La première concerne le territoire de Port Louis, bassin cannier de la Guadeloupe qui a préservé son espace agricole. L’équipe MOE a proposé une approche alliant la question agro-urbaine, l’adaptation au cadre réglementaire du PLU et la prise en compte de la réalité sociologique sur les zones de Lalanne et Monroc.
Au final cette proposition de pastillage de micro-zones urbaines, réhabilitant la tradition des petits hameaux de la ville tout en favorisant l’autonomie agricole des résidents, n’aura pas été retenu.
En cause, la difficulté de gérer des espaces spécifiques et probablement une crainte que ces « pastilles » finissent par s’étaler de manière incontrôlée.

Le second projet a eu lui l’heur d’emporter la pleine adhésion de la puissance publique. Mis en œuvre dans le quartier de Los Platanitos en République Dominicaine, le Projet RESURE est avant tout axé sur le traitement des déchets.
Avec pour objet de créer une continuité verte dans un quartier particulièrement insalubre induisant notamment le recyclage de déchets pour la production d’énergie, il s’inscrit dans ce changement de paradigme contribuant à estomper notre empreinte carbone.
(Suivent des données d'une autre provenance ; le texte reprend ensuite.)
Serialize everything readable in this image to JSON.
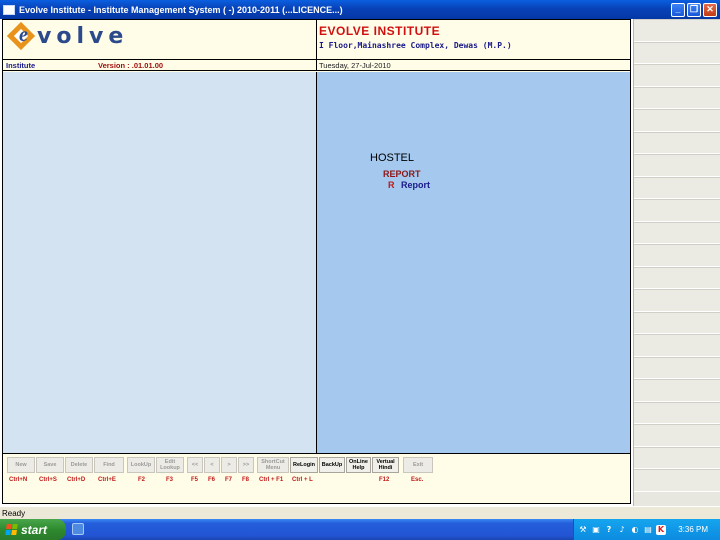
{
  "window": {
    "title": "Evolve Institute - Institute Management System ( -) 2010-2011 (...LICENCE...)",
    "controls": [
      "minimize-icon",
      "restore-icon",
      "close-icon"
    ]
  },
  "header": {
    "logo_text": "volve",
    "logo_letter": "e",
    "institute_name": "EVOLVE INSTITUTE",
    "institute_address": "I Floor,Mainashree Complex, Dewas (M.P.)"
  },
  "infobar": {
    "module": "Institute",
    "version": "Version : .01.01.00",
    "date": "Tuesday, 27-Jul-2010"
  },
  "menu": {
    "heading": "HOSTEL",
    "subheading": "REPORT",
    "item_key": "R",
    "item_label": "Report"
  },
  "toolbar": {
    "buttons": [
      {
        "label": "New",
        "key": "Ctrl+N"
      },
      {
        "label": "Save",
        "key": "Ctrl+S"
      },
      {
        "label": "Delete",
        "key": "Ctrl+D"
      },
      {
        "label": "Find",
        "key": "Ctrl+E"
      },
      {
        "label": "LookUp",
        "key": "F2"
      },
      {
        "label": "Edit Lookup",
        "key": "F3"
      },
      {
        "label": "<<",
        "key": "F5"
      },
      {
        "label": "<",
        "key": "F6"
      },
      {
        "label": ">",
        "key": "F7"
      },
      {
        "label": ">>",
        "key": "F8"
      },
      {
        "label": "ShortCut Menu",
        "key": "Ctrl + F1"
      },
      {
        "label": "ReLogin",
        "key": "Ctrl + L"
      },
      {
        "label": "BackUp",
        "key": ""
      },
      {
        "label": "OnLine Help",
        "key": ""
      },
      {
        "label": "Vertual Hindi",
        "key": "F12"
      },
      {
        "label": "Exit",
        "key": "Esc."
      }
    ]
  },
  "statusbar": {
    "text": "Ready"
  },
  "taskbar": {
    "start_label": "start",
    "clock": "3:36 PM",
    "colors": {
      "start": "#2e8a2e",
      "taskbar": "#245edb",
      "tray": "#0c8be0"
    }
  }
}
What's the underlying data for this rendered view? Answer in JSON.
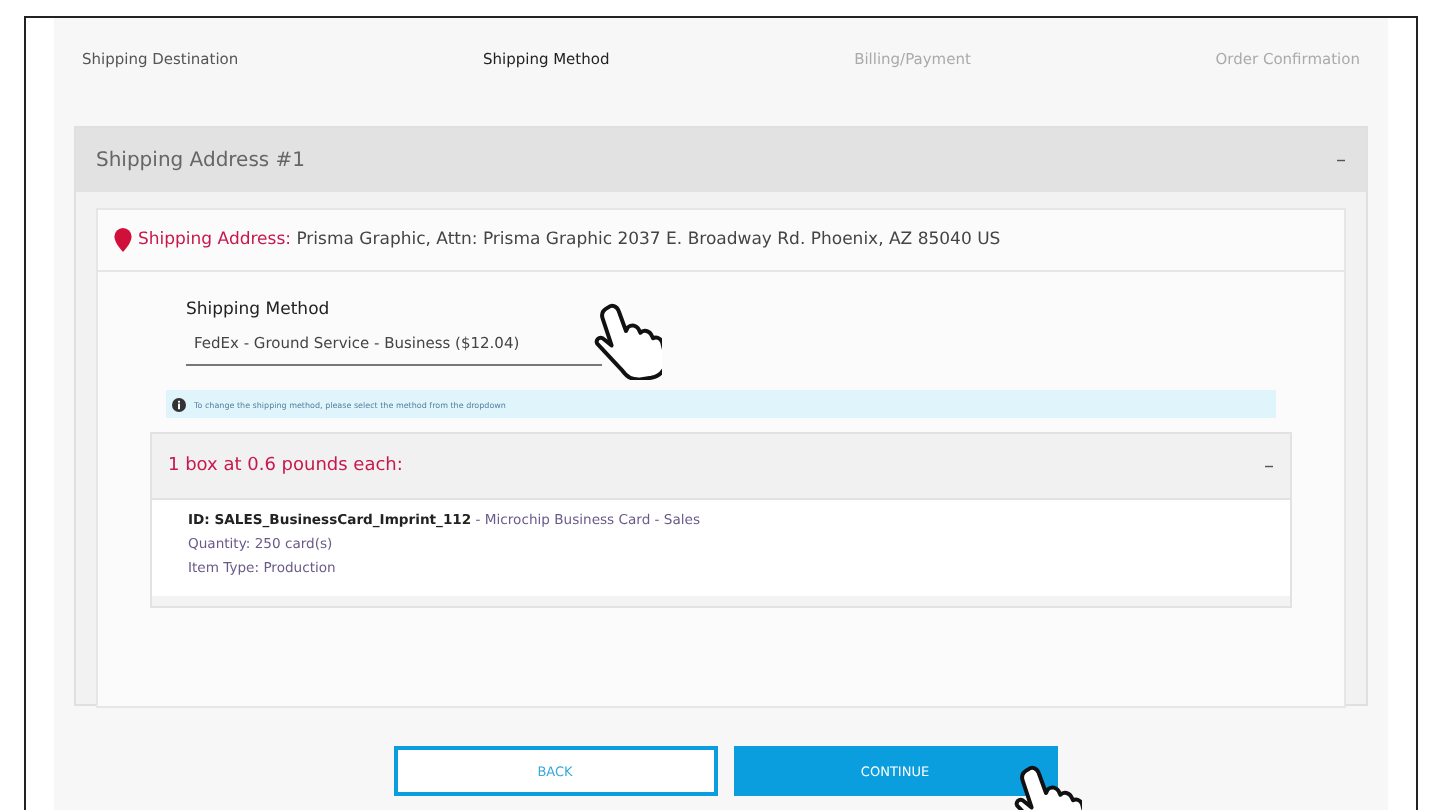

Mais incontestablement, l’instant insolite de l’intervention d’Émile ROMNEY est cette réflexion à laquelle il nous invite quant à notre rapport aux dents creuses.
Généralement considérées comme des opportunités qu’il faut à tout prix densifier, ne pourrait on pas les considérer comme :

  • des bulles de respiration pour des pratiques et usages citadins nouveaux
  • des espaces de cohabitation avec d’autres habitants : la biodiversité

C’est sur cette proposition ouverte qu’Émile ROMNEY conclut son intervention, laissant la place à la dernière séquence de cette riche journée du 20 Octobre : l’Atelier !!

Atelier « la Boîte à Bâtir » Construire la Guadeloupe de l’an 2100 : À vos boitiers !

Afin d’apporter un terme ludique à cette première journée de travaux, un atelier se proposait aux participants de mettre en pratique les informations glanées dans le cadre d’une étude de cas.
Cet exercice résolument inscrit dans le futur invite une tribu d’irréductibles, les S-passionautes à saisir l’ultime occasion de modifier le cours de l’Histoire d’un territoire curieusement familier : une certaine KarUtopia.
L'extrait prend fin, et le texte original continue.